Here’s some more encouraging news. If you’re not a particularly grateful person, it turns out that gratefulness is a fairly easy character trait to cultivate. And this is my favorite part: when we practice being thankful and grateful we actually develop those areas of the brain that generate positive feelings. Who couldn’t use some of that!
So, what’s a simple way to practice gratitude? Writing in a gratitude journal is one way to take note of the pleasant, good, enjoyable, beautiful, positive things we experience each day. All you need is something to write on (by hand or electronically) and a few moments to dig into your memory bank for some things you are grateful for. And this is important — choose things that are truly meaningful to you. When we take this brief time out to notice small acts of kindness, appreciate the beauty of nature, savor a special moment with someone — and are thankful — we become more likely to seek out the positives in life.

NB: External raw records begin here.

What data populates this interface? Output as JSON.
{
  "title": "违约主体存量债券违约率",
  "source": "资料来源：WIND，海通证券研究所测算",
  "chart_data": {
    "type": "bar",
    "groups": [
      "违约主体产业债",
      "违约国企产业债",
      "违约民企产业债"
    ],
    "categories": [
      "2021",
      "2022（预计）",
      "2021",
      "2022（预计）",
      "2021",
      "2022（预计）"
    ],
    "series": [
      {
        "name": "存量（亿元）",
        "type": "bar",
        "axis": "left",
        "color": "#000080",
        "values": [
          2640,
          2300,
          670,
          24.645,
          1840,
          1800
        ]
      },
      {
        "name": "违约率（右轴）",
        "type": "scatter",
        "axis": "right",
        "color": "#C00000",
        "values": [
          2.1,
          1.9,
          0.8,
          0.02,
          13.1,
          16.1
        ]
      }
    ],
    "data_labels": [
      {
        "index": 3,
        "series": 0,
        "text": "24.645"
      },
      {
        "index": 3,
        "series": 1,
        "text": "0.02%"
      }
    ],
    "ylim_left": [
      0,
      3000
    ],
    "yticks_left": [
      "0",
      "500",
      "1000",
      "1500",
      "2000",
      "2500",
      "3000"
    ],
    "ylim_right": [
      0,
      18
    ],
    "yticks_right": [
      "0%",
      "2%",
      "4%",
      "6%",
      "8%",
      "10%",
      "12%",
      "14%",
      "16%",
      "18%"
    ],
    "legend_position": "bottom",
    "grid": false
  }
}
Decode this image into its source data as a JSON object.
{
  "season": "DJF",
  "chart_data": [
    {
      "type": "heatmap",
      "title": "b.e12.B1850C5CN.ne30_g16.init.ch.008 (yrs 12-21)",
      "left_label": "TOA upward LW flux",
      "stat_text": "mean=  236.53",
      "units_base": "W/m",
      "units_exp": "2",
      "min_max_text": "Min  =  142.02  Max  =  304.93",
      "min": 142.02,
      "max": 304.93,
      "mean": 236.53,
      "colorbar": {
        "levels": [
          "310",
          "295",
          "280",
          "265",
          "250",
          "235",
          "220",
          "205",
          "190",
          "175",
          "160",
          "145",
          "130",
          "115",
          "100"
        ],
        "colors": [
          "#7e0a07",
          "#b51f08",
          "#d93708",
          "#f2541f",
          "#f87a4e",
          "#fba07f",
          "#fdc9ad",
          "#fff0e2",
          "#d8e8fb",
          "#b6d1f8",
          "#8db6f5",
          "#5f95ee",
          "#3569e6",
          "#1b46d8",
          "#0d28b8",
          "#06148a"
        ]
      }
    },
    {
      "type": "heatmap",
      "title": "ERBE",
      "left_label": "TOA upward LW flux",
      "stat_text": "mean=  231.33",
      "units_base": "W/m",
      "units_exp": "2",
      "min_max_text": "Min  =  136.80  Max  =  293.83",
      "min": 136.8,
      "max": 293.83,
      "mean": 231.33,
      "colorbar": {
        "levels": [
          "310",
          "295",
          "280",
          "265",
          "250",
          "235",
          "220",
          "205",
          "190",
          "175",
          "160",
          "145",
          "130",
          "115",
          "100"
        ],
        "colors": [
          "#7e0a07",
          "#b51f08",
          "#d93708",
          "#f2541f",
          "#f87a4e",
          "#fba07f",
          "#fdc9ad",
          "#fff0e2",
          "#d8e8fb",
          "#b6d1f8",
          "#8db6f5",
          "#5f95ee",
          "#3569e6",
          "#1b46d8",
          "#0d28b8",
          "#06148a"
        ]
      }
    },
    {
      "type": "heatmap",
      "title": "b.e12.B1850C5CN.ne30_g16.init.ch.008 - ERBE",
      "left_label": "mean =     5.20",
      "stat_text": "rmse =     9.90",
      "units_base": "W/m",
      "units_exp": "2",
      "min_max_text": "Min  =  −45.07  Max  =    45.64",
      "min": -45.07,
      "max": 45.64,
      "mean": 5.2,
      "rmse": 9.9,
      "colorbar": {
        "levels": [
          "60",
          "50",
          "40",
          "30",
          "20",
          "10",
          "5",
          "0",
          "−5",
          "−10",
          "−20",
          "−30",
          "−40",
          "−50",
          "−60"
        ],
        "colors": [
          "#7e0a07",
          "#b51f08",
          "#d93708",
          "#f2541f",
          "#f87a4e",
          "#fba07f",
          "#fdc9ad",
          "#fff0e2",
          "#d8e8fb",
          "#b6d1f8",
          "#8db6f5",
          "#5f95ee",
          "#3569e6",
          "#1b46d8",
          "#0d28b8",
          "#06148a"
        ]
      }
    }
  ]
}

Try it for yourself. For me, I like to journal so I always have some kind of journal handy. I date the page and number it 1-5. I try to write 5 things I’m grateful for. I don’t always come up with 5 but it gives me a goal. Think: quality over quantity. I keep each item brief, just a few words that capture something that causes me to be grateful. Consistency is important but every day isn’t necessary. Once or twice a week works, too.
Here’s one of my days. I’m grateful for: 1. Moss ivy growing on wet rocks 2. Clean sheets on my bed 3. God’s mercy 4. Ice water 5. My women’s Bible study group
As Robert Emmons, professor of psychology and a pioneer in gratitude research says, “It’s as if we need to give thanks…” Yes, Dr. Emmons, that would be exactly how God planned it!